Sunday, June 28, 2015
The Spiritual Worth of Humanity #JesusFollowers
"But Jesus would not entrust himself to them, for he knew all people. He did not need any testimony about humanity, because he knew what was in us." John 2:24, 25.
What is in us, and what is merely superficially attached to us, are different things; as different as the soul and the body. Jesus knew what was in humanity; ordinary observers only know what accompanies or describes us considered from the outside. Knowledge of humanity and knowledge of a person are different things: one refers only to our personal history, the other to our nature and essential qualities.
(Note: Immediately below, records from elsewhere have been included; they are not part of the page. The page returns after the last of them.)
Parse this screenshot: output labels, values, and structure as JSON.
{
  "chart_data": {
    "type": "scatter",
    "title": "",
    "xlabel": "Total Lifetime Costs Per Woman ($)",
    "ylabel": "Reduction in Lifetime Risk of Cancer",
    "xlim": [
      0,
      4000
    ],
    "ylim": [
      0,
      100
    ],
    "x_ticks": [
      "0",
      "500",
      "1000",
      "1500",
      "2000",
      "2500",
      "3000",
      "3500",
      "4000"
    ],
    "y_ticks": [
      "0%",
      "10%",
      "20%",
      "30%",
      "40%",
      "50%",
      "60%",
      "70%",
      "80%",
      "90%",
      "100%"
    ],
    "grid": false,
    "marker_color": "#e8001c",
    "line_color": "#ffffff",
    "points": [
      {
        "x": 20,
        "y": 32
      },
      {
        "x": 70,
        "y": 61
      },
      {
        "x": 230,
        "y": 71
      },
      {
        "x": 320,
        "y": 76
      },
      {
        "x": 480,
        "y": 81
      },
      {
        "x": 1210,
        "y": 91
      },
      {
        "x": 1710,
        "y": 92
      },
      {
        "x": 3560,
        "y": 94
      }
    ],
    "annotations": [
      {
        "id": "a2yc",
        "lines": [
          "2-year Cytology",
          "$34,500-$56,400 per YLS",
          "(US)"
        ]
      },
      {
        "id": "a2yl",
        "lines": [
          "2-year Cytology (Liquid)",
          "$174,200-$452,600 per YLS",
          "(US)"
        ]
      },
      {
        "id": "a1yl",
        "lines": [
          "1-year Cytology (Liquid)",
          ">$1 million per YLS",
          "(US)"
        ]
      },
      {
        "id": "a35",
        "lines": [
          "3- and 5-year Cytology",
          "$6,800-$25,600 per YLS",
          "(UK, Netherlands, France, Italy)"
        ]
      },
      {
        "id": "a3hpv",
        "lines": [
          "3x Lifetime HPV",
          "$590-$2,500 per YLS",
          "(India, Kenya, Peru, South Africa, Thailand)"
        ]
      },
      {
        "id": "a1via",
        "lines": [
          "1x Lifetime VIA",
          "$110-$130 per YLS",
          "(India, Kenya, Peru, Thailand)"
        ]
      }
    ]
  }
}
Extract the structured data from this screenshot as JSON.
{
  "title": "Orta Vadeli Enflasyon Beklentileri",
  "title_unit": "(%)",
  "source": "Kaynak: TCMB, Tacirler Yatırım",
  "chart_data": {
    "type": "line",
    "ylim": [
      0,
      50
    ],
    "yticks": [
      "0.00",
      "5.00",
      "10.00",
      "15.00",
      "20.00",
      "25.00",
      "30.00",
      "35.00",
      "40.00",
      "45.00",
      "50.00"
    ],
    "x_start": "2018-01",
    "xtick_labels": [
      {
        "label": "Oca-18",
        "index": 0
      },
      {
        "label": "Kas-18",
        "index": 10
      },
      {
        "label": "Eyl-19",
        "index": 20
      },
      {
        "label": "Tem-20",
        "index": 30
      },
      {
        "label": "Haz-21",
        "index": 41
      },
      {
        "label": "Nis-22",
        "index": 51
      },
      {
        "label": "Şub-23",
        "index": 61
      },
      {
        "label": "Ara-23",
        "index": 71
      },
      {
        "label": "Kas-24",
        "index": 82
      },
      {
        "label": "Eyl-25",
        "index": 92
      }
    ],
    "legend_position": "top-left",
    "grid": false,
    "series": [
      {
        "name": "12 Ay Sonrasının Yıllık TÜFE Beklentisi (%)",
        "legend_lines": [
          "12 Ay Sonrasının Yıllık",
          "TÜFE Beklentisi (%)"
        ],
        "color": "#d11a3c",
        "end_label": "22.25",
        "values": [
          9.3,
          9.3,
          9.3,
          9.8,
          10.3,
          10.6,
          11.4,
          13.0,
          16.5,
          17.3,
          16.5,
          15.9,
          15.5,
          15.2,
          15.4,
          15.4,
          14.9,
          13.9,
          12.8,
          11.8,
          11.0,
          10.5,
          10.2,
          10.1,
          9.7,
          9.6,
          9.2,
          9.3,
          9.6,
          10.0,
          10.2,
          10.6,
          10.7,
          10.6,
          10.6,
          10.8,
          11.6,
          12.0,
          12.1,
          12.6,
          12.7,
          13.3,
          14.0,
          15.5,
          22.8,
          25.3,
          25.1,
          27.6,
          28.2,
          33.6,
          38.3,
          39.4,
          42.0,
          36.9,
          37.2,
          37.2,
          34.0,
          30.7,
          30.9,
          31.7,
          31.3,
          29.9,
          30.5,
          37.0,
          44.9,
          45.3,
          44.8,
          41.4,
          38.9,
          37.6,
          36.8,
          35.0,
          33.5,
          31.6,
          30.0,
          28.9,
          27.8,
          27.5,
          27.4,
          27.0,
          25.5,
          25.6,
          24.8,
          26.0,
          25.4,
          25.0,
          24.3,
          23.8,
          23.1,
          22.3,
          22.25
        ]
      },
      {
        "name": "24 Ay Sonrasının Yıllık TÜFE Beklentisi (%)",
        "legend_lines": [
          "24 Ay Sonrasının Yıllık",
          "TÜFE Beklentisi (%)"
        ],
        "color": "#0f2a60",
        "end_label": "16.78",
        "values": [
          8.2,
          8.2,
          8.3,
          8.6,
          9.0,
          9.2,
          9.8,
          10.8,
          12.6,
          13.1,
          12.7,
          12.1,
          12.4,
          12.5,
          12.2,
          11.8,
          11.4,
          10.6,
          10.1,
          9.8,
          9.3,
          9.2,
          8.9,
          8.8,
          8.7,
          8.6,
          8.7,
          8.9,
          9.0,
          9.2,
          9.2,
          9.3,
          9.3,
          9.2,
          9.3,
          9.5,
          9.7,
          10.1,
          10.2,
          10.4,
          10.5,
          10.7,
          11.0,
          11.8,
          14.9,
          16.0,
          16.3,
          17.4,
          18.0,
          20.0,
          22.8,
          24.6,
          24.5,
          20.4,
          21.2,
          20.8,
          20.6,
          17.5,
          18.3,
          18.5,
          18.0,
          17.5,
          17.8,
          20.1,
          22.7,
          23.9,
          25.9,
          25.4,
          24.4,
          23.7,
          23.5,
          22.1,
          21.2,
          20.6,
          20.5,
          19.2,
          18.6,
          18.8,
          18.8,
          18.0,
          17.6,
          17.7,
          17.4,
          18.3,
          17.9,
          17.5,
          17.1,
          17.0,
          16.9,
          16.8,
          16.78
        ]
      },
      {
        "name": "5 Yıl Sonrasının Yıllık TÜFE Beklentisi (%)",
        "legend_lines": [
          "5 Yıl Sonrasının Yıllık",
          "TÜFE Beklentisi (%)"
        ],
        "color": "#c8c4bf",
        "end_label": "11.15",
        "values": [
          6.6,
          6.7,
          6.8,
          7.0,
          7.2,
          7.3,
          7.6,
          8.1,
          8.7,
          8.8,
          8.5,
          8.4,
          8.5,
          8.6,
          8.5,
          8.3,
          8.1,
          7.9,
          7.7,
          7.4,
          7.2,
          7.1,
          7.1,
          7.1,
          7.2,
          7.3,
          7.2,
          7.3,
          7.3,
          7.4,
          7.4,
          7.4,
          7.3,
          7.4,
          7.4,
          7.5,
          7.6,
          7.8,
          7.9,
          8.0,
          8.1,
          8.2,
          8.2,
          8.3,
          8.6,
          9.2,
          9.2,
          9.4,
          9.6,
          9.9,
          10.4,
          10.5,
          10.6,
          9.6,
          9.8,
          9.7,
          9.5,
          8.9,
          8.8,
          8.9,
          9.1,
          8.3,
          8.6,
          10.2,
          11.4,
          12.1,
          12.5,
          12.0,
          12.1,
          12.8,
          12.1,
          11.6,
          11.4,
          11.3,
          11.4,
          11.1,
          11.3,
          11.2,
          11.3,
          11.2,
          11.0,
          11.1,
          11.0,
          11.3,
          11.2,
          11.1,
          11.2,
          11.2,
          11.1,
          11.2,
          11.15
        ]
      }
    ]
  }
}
This knowledge is frequently expressed by clever people who sum up their whole conception of human nature with a general suspicion and contempt for their species.
Knowledge of the world (for them) usually means only knowledge of the vices, selfishness, and weaknesses of humanity. Those who trust their fellow-creatures, who readily believe their word, who easily expect them to be influenced by high motives, are deemed by them as gullible and ignorant.
They see, behind their masked faces, only how unworthy people are.
But the theory of Christianity is that humans are beings made in the image of our Maker; that we carry within us the spirit of God; that we are capable of rising above the carnal and selfish parts of our character; and we possess in our reason and conscience the elements of an ideal being worthy of the Divine Source from which we sprang.
To believe this is faith, and faith is the ultimate principle and the all-controlling method of religion; and when Jesus appeals to us, it is faith appealing to faith.
If we cannot be the kind of creature Jesus assumes us to be, if we have no latent capacity for disinterested goodness, and cannot love God more than our immediate pleasures and desires; if we are naturally and permanently low, lustful, self-seeking creatures – then Jesus might as well have called upon the stones to erect themselves into temples, or called the beasts of the field to come and worship in them, than to have called on us to repent and forsake our sins and to love God with all our heart and soul and our neighbor as ourselves.
Nothing can rise above or pass beyond the limits of our nature. No training, no rewards, no punishments, no patience, can make a brute into a human being. But who has discovered the limits of humanity? And what study of past history, what list of gifted people, exhausts humanity’s possibilities?
This is the doctrine of Christianity: that we have within us a sure, direct access to God's spirit! This is what Jesus knew to be in us; and in having this, he knew us to be capable of building up the kingdom of righteousness in ourselves, in the human race, and in the civilization of the future.
This is the glory of faith: It cannot be outvoted, outnumbered, or trampled to death, because it is only a little one amid ten thousand. Faith knows that one spark of fire is worth a mountain of ashes, a rift of blue sky more significant than a whole heaven of clouds and darkness.
The Source of thought and of aspiration and charity must smile at our concern about His honor and glory, when we think the decay of human errors and ecclesiastical slavery can ever put in peril His spiritual rule. There have been more thoughts, and more educating thoughts, of God since we got off our knees with their faces turned to the ground, and stood upon our feet straining our sight to look into the very eyes of the Great Invisible, than ever before since His worship began in blindness, fear and superstition.
In spite of the decline of priestly influence, church dominion, and implicit believability, there never was a day when Jesus had so lofty a throne in the common heart of humanity as now. He has come down from his seat in the clouds, from the blinding glory of a mystic adoration, to become the companion, guide, and example for us — to be for us what he was to his disciples: one on whose bosom we may lean and freely ask him questions in our doubts and perplexities – more truly divine, because so exquisitely and intelligibly human. His kingdom is now building upon the earth, and not merely in the skies.